I’ll be damned if I know where the year went. All I do know is we’re well nigh at December, and things seem all too unerringly familiar. I’d wanted this to be a year of changes, and believe I made a fraction’s fourth worth of progress during the year. Mostly by chance and circumstance, though, so I think 2006 will merit more effort on my part, more putting the foot forward. It’s one thing to have New Year’s resolutions; it’s another to have high-wheeling ideals you hope to inhabit posthaste, even if they’re not entirely realistic.
There’s an added tap on the shoulder in all this that is my impending thirty-ness. Yes, I’ve still one more birthday to go before the big three oh, but achievements reached in your twenties seem to loom larger on the scale of impressiveness by mere fact of youth. You know, “He won this, makes this much, [insert dramatic pause] and is STILL only 26.” Stupid, I know, but you know what I mean.

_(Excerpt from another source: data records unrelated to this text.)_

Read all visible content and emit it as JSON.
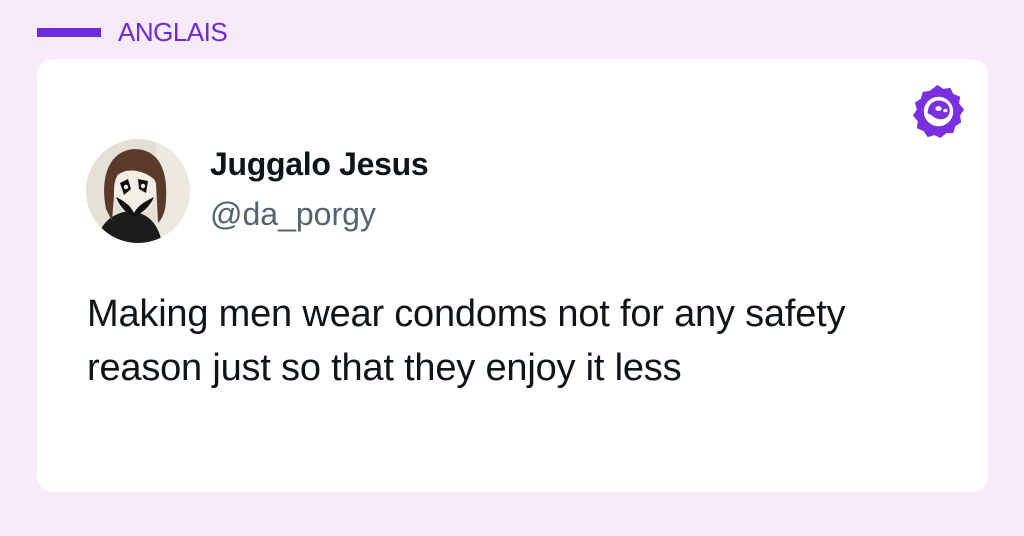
{
  "category": {
    "label": "ANGLAIS"
  },
  "tweet": {
    "author_name": "Juggalo Jesus",
    "handle": "@da_porgy",
    "text": "Making men wear condoms not for any safety reason just so that they enjoy it less"
  },
  "colors": {
    "page_background": "#f8e9fb",
    "accent": "#6c2bd9",
    "card_background": "#ffffff",
    "name_text": "#0f1419",
    "handle_text": "#536471"
  },
  "icons": {
    "brand": "ghost-bubble-logo-icon"
  }
}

Not to mention that “I thought you were older” has gone from glowing compliment to severed smack-in-the-face insult. And “He looks young” (yes, I still get those, too…well, once recently when I tried to get into a club without my ID) stokes the ego far more than it should. I used to preach the benefits of growing older as long as you still looked good. I’d forgotten how trying to look good is a disturbing obsession of mine.
It’s funny how when you’re little, you just can’t wait to grow up.
Then you hit 13, that first landmark that makes you a bona fide teenager. The sealed off world of PG-13 movies suddenly opens up to you, and you begin to feel a hint of self-pride as you start your way towards becoming an adult.
Then it’s 16: driver’s license time. Certainly a big one. A half-way point of sorts.
Eighteen is less of a thrill since it’s just kind of a teasing point until you turn 21. Yeah, you can vote and you’re officially allowed to have sex since you’re a “real adult” now, but you still can’t drink or go clubbing.
But 21…yeah, 21 rules. Everytime I look at an ad for a club and see that 21+ sign in the small print, I am reminded of that dreadful time when it served as the lock-and-chain centerpiece to the jackpot vault of fun that was clubland. I’m still thankful it’s not a problem anymore. And actually less impressed by the world on the other side. (Conversely, club ads that say 18+ have taken on a whole new meaning: once celebrated beacons of respite to my under-21 self, now warning signs of overarching puerile playgrounds to my over-21 self.)
I guess 25 would have mattered more if I had a car and could benefit from the lowered insurance. But it, and latter half of your twenties, actually just kind of serve as a final wrap up of what could still viably be called your youth. Not a bad thing, just something. And less to it than we make of it, I think.